Talking Policy with Mike Hambly

Sometimes you really do begin to wonder, if not despair, about the road our legislators are following, urged on by agendas of political correctness and their ever-increasing accommodation of NGO groups. The making of rules and regulations which impact farming so greatly, and rarely in a good way, seems to be so far removed from our industry, but also, worryingly, science. What credentials are legislators listening to?


It’s important, perhaps now more than ever, for the distance between the decision-makers and farming to shorten. The future of the rules and regulation, which we duly abide by as arable farmers, depends on it.


It is right that the tools, chemical inputs, which the great majority of us rely on to ensure we produce reliable, safe and consistent yields of crops to feed the growing populace are controlled and managed to ensure consumer, environmental and operator safety. However, these controls must be made in a rational manner, based on evidence and most importantly with an awareness of the potential long-term consequences and implications should their approvals be withdrawn.


European legislators are currently considering new ‘endocrine disruptor’ definitions and the consequences, initially for producers, but ultimately for consumers could be dramatic. Endocrine disruptors are natural or synthetic substances which can have a harmful effect by altering the functioning of the hormone system, potentially causing irreversible change or illness. As such some substances in plant protection products may fall into the proposed criteria. Worryingly 58 out of 87 active ingredients identified as under threat in the recent Anderson’s report could fail due to a poorly designed endocrine disruptor definition.


What is really important to understand is whether or not a substance actually causes endocrine disruption depends on two important factors:


    1. How potent it is, a measure of the substances strength and
    2. The exposure to the substance; the levels or dose to which people and the environment come into contact with it.


The NFU has already responded to the Commission’s proposed endocrine disruptor identification criteria, stressing the need for a risk-based and science-led approach to regulating endocrine disruptors which considered both the exposure to, and the potency of, the chemical.

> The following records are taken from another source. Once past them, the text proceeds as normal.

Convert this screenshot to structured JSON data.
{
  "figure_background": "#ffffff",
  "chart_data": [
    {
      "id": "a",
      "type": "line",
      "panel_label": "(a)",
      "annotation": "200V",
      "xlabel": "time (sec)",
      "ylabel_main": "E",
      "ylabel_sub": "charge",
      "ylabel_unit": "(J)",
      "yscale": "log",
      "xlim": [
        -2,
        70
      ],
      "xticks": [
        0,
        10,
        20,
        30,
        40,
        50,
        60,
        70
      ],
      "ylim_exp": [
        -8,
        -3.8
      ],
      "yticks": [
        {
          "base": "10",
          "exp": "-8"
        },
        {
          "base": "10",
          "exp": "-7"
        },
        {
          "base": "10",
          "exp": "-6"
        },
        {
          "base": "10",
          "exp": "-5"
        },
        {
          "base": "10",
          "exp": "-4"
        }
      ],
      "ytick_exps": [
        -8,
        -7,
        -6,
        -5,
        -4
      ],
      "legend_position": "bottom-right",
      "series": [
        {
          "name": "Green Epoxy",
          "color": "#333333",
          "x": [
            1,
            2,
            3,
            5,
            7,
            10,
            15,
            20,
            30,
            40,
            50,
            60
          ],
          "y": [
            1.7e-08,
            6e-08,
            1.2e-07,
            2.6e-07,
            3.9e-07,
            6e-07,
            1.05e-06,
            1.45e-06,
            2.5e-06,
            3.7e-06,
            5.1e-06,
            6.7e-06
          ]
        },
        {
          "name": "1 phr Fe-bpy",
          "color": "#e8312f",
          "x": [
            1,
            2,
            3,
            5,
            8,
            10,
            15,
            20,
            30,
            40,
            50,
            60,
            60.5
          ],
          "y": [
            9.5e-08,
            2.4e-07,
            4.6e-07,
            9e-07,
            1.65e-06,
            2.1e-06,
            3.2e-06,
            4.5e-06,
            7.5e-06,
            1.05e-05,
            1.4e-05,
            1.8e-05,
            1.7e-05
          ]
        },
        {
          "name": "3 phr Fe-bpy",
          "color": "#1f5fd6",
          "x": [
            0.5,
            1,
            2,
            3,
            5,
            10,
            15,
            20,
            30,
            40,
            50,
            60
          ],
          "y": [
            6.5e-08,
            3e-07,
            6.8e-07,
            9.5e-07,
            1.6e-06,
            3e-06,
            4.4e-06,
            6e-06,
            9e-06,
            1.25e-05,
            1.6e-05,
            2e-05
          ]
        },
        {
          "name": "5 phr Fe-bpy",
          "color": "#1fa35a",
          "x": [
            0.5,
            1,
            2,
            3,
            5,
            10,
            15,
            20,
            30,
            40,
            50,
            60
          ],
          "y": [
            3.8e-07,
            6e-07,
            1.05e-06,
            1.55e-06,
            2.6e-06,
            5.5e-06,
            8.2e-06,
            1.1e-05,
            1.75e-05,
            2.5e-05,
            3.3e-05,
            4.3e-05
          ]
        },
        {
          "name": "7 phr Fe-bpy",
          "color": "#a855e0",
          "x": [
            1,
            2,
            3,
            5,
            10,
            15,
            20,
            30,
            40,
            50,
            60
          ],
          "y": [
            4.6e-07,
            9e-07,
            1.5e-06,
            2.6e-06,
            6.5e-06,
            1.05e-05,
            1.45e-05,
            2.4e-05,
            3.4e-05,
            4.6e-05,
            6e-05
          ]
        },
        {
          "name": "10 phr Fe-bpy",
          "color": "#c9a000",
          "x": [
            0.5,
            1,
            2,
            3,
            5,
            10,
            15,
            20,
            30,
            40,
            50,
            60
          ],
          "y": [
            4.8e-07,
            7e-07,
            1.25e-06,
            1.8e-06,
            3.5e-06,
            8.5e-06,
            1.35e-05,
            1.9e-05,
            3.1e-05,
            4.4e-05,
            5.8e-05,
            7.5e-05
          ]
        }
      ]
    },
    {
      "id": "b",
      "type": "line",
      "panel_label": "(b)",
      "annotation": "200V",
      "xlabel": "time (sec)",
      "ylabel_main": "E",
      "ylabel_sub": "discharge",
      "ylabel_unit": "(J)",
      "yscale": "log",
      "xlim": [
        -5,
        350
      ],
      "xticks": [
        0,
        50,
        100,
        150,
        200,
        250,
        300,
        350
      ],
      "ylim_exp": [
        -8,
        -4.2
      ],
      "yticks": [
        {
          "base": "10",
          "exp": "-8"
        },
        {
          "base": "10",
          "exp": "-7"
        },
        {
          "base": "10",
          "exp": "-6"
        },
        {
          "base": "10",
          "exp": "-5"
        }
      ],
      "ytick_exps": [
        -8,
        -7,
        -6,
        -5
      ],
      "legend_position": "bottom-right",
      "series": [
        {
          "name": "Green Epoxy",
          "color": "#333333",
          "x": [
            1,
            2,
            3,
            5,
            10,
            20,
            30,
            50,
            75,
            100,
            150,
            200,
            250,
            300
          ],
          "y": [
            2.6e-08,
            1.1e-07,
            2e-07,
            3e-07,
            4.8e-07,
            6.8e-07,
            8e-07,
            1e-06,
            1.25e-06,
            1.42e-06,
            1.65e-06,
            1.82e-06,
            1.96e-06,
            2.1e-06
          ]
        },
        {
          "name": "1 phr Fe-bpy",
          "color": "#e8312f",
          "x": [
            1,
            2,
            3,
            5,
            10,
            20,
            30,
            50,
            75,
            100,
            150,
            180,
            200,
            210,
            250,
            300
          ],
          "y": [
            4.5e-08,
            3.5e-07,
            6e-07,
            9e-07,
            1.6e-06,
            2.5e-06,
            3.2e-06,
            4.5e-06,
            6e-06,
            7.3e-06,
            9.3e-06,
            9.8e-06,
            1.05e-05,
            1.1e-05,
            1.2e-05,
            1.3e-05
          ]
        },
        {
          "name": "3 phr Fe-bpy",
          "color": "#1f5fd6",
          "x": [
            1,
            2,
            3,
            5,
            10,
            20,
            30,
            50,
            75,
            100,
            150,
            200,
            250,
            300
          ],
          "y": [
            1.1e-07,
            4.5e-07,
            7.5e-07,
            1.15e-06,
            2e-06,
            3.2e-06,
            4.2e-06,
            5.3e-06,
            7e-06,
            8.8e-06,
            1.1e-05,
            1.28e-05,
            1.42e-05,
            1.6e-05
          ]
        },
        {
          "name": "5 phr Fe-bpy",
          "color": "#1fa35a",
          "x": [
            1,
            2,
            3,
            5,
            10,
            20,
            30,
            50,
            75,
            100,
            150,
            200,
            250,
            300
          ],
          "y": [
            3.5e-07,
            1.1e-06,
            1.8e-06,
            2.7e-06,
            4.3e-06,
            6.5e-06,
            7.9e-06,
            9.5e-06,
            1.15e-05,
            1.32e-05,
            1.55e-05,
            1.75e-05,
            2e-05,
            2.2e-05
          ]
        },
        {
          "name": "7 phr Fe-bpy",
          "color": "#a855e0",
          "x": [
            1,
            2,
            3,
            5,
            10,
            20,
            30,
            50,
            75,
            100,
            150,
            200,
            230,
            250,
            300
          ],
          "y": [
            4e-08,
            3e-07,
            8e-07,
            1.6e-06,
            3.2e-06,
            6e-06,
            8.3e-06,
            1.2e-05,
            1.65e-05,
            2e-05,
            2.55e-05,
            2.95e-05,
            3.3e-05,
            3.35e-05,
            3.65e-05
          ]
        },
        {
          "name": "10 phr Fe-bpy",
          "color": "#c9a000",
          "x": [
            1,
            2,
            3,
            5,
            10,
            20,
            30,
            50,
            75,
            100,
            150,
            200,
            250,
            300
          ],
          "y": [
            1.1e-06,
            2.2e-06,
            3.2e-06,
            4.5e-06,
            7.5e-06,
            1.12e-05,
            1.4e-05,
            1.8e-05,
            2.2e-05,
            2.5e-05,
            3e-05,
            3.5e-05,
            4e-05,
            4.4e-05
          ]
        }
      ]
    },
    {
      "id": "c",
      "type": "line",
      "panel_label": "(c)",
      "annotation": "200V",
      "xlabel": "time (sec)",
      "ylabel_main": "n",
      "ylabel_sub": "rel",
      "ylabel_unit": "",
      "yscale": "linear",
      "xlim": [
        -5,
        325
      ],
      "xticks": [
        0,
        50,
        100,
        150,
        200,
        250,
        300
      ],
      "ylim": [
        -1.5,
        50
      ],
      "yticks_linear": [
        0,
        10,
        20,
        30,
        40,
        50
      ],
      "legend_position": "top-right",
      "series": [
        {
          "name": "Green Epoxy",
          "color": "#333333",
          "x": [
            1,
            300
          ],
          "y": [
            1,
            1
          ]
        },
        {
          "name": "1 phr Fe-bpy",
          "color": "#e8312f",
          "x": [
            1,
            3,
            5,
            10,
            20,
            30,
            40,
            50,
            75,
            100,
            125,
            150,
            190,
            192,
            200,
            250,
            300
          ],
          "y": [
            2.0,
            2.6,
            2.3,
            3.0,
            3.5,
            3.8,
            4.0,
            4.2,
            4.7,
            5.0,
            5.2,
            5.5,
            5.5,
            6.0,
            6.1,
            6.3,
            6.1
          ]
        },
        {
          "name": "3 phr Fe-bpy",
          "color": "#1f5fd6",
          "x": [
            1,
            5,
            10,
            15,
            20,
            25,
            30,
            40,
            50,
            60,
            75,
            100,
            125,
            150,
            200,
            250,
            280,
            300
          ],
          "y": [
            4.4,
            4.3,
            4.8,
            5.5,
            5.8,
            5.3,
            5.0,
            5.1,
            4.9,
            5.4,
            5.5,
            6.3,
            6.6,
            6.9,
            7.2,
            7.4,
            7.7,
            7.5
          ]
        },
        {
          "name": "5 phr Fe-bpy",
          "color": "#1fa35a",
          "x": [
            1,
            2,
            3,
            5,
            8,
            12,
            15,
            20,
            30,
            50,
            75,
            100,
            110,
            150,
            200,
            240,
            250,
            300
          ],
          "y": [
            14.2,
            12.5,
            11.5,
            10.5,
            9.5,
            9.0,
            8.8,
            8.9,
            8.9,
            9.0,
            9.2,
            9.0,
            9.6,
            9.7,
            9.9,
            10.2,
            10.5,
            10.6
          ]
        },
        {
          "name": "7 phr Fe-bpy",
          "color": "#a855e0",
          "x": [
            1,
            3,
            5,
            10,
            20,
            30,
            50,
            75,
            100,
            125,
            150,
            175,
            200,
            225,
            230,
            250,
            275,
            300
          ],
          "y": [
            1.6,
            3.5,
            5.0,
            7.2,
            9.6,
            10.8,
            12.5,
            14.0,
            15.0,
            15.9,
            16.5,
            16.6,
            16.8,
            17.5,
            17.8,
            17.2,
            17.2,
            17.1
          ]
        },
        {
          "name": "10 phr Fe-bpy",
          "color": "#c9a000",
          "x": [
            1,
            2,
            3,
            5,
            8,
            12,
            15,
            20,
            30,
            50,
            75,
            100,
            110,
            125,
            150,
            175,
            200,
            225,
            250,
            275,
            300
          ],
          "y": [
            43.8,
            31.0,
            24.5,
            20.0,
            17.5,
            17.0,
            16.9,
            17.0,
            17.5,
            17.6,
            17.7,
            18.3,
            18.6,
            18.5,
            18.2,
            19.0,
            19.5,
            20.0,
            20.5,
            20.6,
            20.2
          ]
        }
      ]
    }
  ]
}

Encouragingly this view was also expressed by EFSA (European Food Safety Authority) in its own assessment.


Quantifying the impact is difficult. A recent AHDB study identified 66 active substances at risk and consequential food production losses of 14.2 million tonnes per annum in the UK, with an estimated farmgate loss of more than £3 billion. Increased reliance on fewer crop protection products could accelerate development of resistance with few, if any, new products making it to the market place. Our legislators really do need to think a long game; both the production and security of our food supply in the short-, medium- and long-term must be on their radar.


As an industry it is critical we all play our part in making the case for rational, considered and evidence-based legislation. We need to make our MPs and MEPs aware of the importance of these definitions on a practical basis. We should be encouraged that the large number of farmers who wrote directly to their MEPs explaining the direct consequences of the loss of glyphosate to their business and ability to produce and compete on the market really did make a difference.


The time is coming when your representative bodies, such as the NFU, may ask you to engage with your MEP on the endocrine disruptor definition; please be ready and do your bit to protect your livelihood, our industry and the security and quality of the food we produce for customers at home and abroad.